Vertenza Gls, Prc: «Azienda e coop dividono i lavoratori e favoriscono una guerra fra poveri»

Rifondazione Comunista ha incontrato un gruppo di lavoratori e delegati sindacali Usb licenziati dalla Gls: «Invitiamo tutti i lavoratori a non cadere nella trappola del conflitto tra colleghi perché il nemico non è chi vive "al proprio fianco", ma chi "sta sopra"»

Rifondazione Comunista ha incontrato un gruppo di lavoratori e delegati sindacali Usb licenziati dalla Gls i quali hanno illustrato le ragioni di una vertenza che ponendo al centro la questione del diritto a conservare il posto di lavoro, parla anche dei diritti nel lavoro, della libertà di adesione ai sindacati, della dignità.
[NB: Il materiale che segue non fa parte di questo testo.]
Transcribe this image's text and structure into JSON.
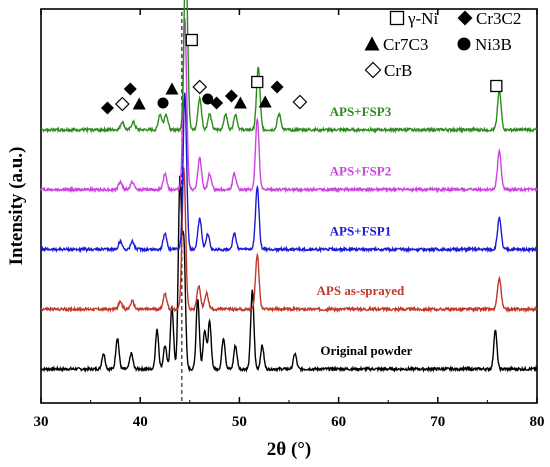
{
  "chart_data": {
    "type": "line",
    "xlabel": "2θ (°)",
    "ylabel": "Intensity (a.u.)",
    "xlim": [
      30,
      80
    ],
    "xticks": [
      "30",
      "40",
      "50",
      "60",
      "70",
      "80"
    ],
    "reference_line_x": 44.2,
    "series": [
      {
        "name": "Original powder",
        "color": "#000000",
        "baseline": 0.5,
        "peaks": [
          [
            36.3,
            2
          ],
          [
            37.7,
            4
          ],
          [
            39.1,
            2
          ],
          [
            41.7,
            5
          ],
          [
            42.5,
            3
          ],
          [
            43.2,
            8
          ],
          [
            44.0,
            24
          ],
          [
            44.4,
            16
          ],
          [
            45.8,
            9
          ],
          [
            46.5,
            5
          ],
          [
            47.0,
            6
          ],
          [
            48.4,
            4
          ],
          [
            49.6,
            3
          ],
          [
            51.3,
            10
          ],
          [
            52.3,
            3
          ],
          [
            55.6,
            2
          ],
          [
            75.8,
            5
          ]
        ]
      },
      {
        "name": "APS as-sprayed",
        "color": "#c0392b",
        "baseline": 1.8,
        "peaks": [
          [
            38.0,
            1
          ],
          [
            39.2,
            1
          ],
          [
            42.5,
            2
          ],
          [
            44.4,
            18
          ],
          [
            45.9,
            3
          ],
          [
            46.7,
            2
          ],
          [
            51.8,
            7
          ],
          [
            76.2,
            4
          ]
        ]
      },
      {
        "name": "APS+FSP1",
        "color": "#1a1ad6",
        "baseline": 3.1,
        "peaks": [
          [
            38.0,
            1
          ],
          [
            39.2,
            1
          ],
          [
            42.5,
            2
          ],
          [
            44.5,
            20
          ],
          [
            46.0,
            4
          ],
          [
            46.8,
            2
          ],
          [
            49.5,
            2
          ],
          [
            51.8,
            8
          ],
          [
            76.2,
            4
          ]
        ]
      },
      {
        "name": "APS+FSP2",
        "color": "#cc44e0",
        "baseline": 4.4,
        "peaks": [
          [
            38.0,
            1
          ],
          [
            39.2,
            1
          ],
          [
            42.5,
            2
          ],
          [
            44.5,
            22
          ],
          [
            46.0,
            4
          ],
          [
            47.0,
            2
          ],
          [
            49.5,
            2
          ],
          [
            51.8,
            9
          ],
          [
            76.2,
            5
          ]
        ]
      },
      {
        "name": "APS+FSP3",
        "color": "#2e8b1e",
        "baseline": 5.7,
        "peaks": [
          [
            38.2,
            1
          ],
          [
            39.3,
            1
          ],
          [
            42.0,
            2
          ],
          [
            42.6,
            2
          ],
          [
            44.6,
            22
          ],
          [
            46.0,
            4
          ],
          [
            47.0,
            2
          ],
          [
            48.6,
            2
          ],
          [
            49.6,
            2
          ],
          [
            51.9,
            8
          ],
          [
            54.0,
            2
          ],
          [
            76.2,
            5
          ]
        ]
      }
    ],
    "legend": [
      {
        "symbol": "open-square",
        "label": "γ-Ni"
      },
      {
        "symbol": "filled-diamond",
        "label": "Cr3C2"
      },
      {
        "symbol": "filled-triangle",
        "label": "Cr7C3"
      },
      {
        "symbol": "filled-circle",
        "label": "Ni3B"
      },
      {
        "symbol": "open-diamond",
        "label": "CrB"
      }
    ],
    "phase_markers": [
      {
        "symbol": "filled-diamond",
        "x": 36.7
      },
      {
        "symbol": "open-diamond",
        "x": 38.2
      },
      {
        "symbol": "filled-triangle",
        "x": 39.9
      },
      {
        "symbol": "filled-diamond",
        "x": 39.0
      },
      {
        "symbol": "filled-circle",
        "x": 42.3
      },
      {
        "symbol": "filled-triangle",
        "x": 43.2
      },
      {
        "symbol": "open-square",
        "x": 45.2
      },
      {
        "symbol": "open-diamond",
        "x": 46.0
      },
      {
        "symbol": "filled-circle",
        "x": 46.8
      },
      {
        "symbol": "filled-diamond",
        "x": 47.7
      },
      {
        "symbol": "filled-diamond",
        "x": 49.2
      },
      {
        "symbol": "filled-triangle",
        "x": 50.1
      },
      {
        "symbol": "open-square",
        "x": 51.8
      },
      {
        "symbol": "filled-triangle",
        "x": 52.6
      },
      {
        "symbol": "filled-diamond",
        "x": 53.8
      },
      {
        "symbol": "open-diamond",
        "x": 56.1
      },
      {
        "symbol": "open-square",
        "x": 75.9
      }
    ]
  }
}
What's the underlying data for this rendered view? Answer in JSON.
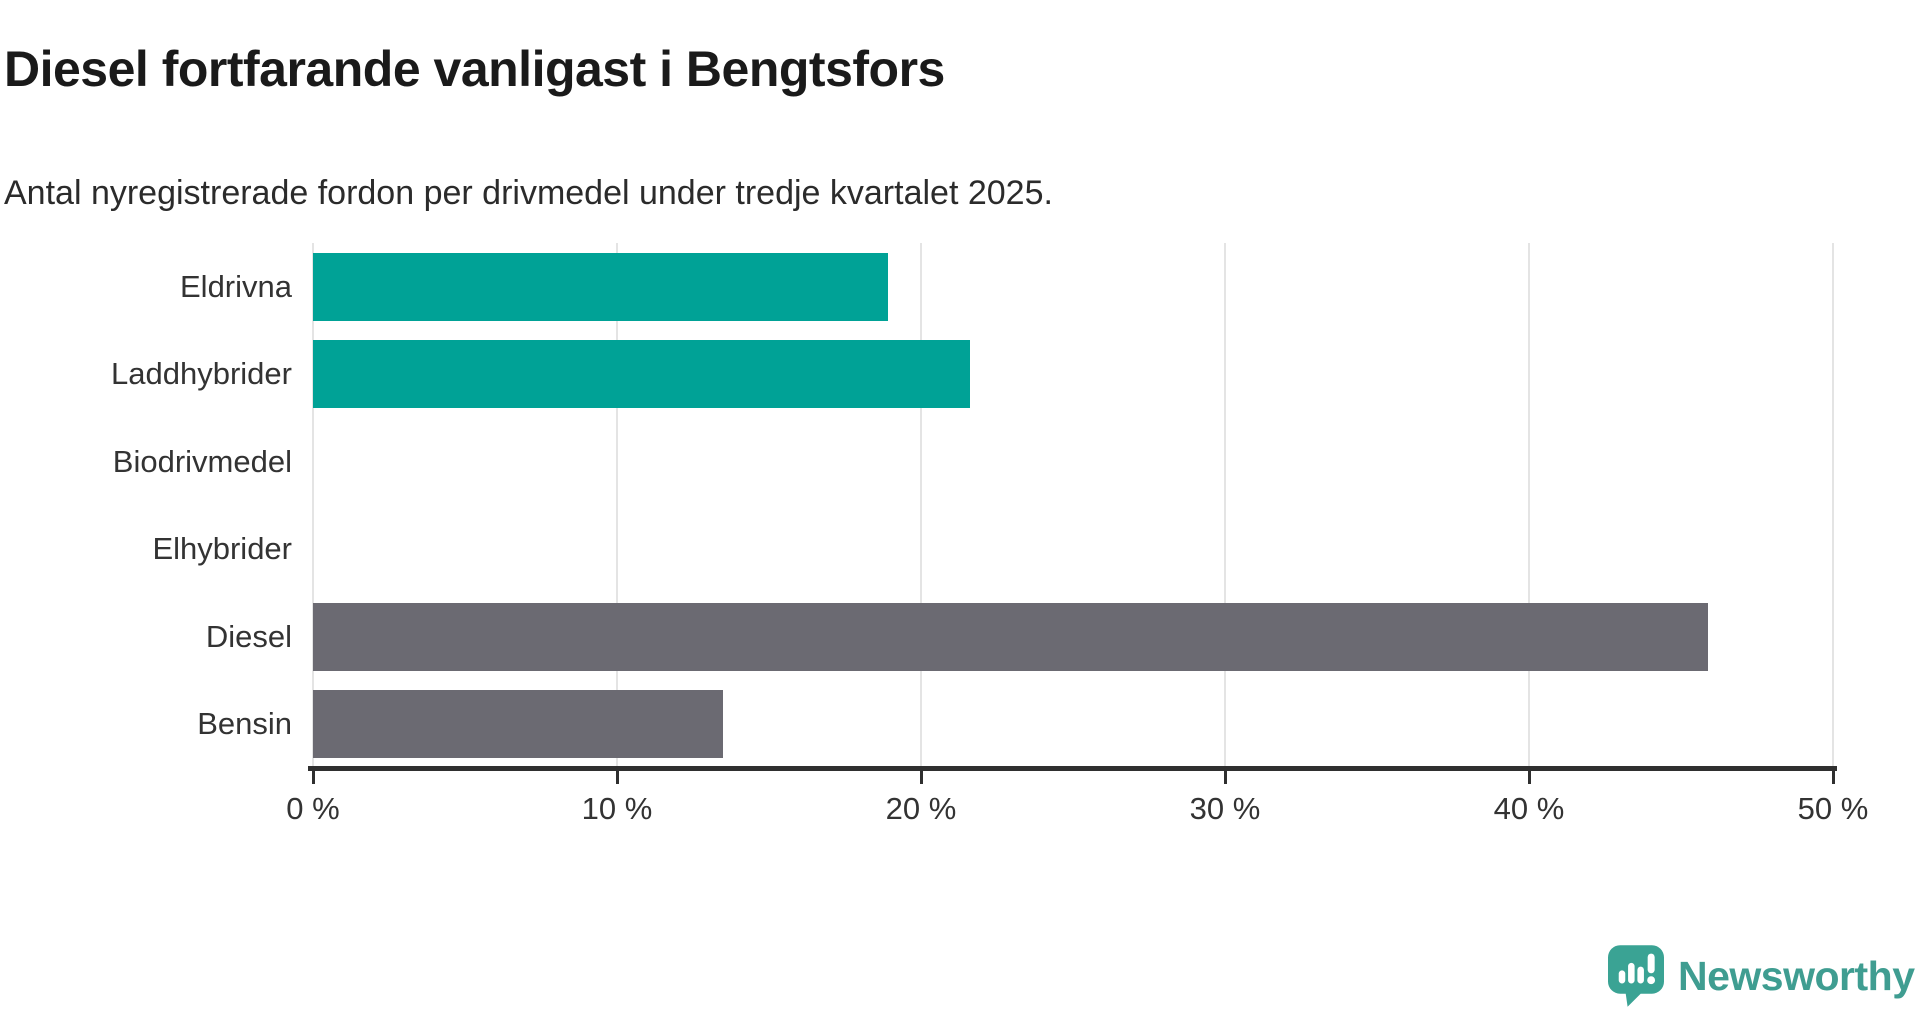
{
  "header": {
    "title": "Diesel fortfarande vanligast i Bengtsfors",
    "subtitle": "Antal nyregistrerade fordon per drivmedel under tredje kvartalet 2025."
  },
  "chart_data": {
    "type": "bar",
    "orientation": "horizontal",
    "title": "Diesel fortfarande vanligast i Bengtsfors",
    "subtitle": "Antal nyregistrerade fordon per drivmedel under tredje kvartalet 2025.",
    "categories": [
      "Eldrivna",
      "Laddhybrider",
      "Biodrivmedel",
      "Elhybrider",
      "Diesel",
      "Bensin"
    ],
    "values": [
      18.9,
      21.6,
      0,
      0,
      45.9,
      13.5
    ],
    "unit": "%",
    "bar_colors": [
      "#00A296",
      "#00A296",
      "#00A296",
      "#00A296",
      "#6B6A72",
      "#6B6A72"
    ],
    "xlabel": "",
    "ylabel": "",
    "xlim": [
      0,
      50
    ],
    "x_tick_values": [
      0,
      10,
      20,
      30,
      40,
      50
    ],
    "x_tick_labels": [
      "0 %",
      "10 %",
      "20 %",
      "30 %",
      "40 %",
      "50 %"
    ],
    "grid": "vertical-only",
    "legend": "none"
  },
  "colors": {
    "teal": "#00A296",
    "gray": "#6B6A72",
    "gridline": "#E4E4E4",
    "axis": "#2F2F2F",
    "text": "#333333",
    "title_text": "#1A1A1A",
    "logo_teal": "#3AA394",
    "logo_text_teal": "#3F9D91"
  },
  "footer": {
    "brand": "Newsworthy"
  }
}
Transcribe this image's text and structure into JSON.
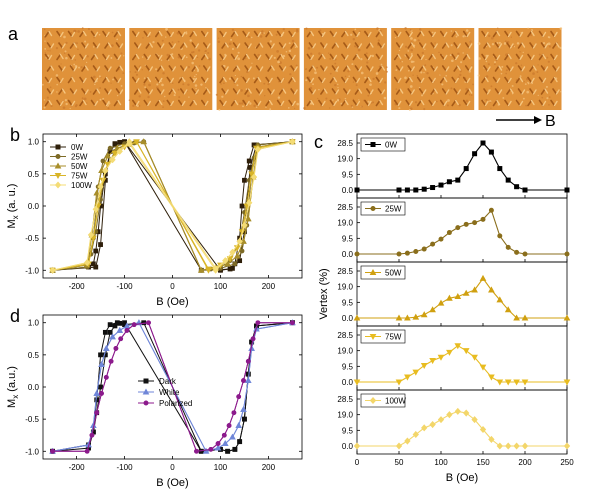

«La determinazione e la radicalità nelle forme di lotta di questi facchini rappresentano lo strumento più efficace per respingere gli atteggiamenti antisindacali purtroppo diffusi tra i padroni della logistica. Risulta ambiguo il comportamento di Gls e della cooperativa contraente che anziché pensare a risolvere questa vertenza tende con mezzi subdoli a procrastinare la soluzione e a dividere i lavoratori fra loro favorendo una guerra fra poveri. Non esiste un'alternativa praticabile al ritiro immediato di tutti i licenziamenti. Il PRC invita tutti i lavoratori a non cadere nella trappola del conflitto tra colleghi perché il nemico non è chi vive “al proprio fianco”, ma chi “sta sopra” e l'unità di classe è l'unica garanzia per far valere i propri diritti sia per l'oggi che per il domani. Rifondazione Comunista nell'esprimere solidarietà ai facchini licenziati chiede che siano immediatamente riassunti, così come rivendica per i 37 lavoratori precari lasciati a casa la pronta riconferma del contratto di lavoro». Si legge in una nota di Rifondazione.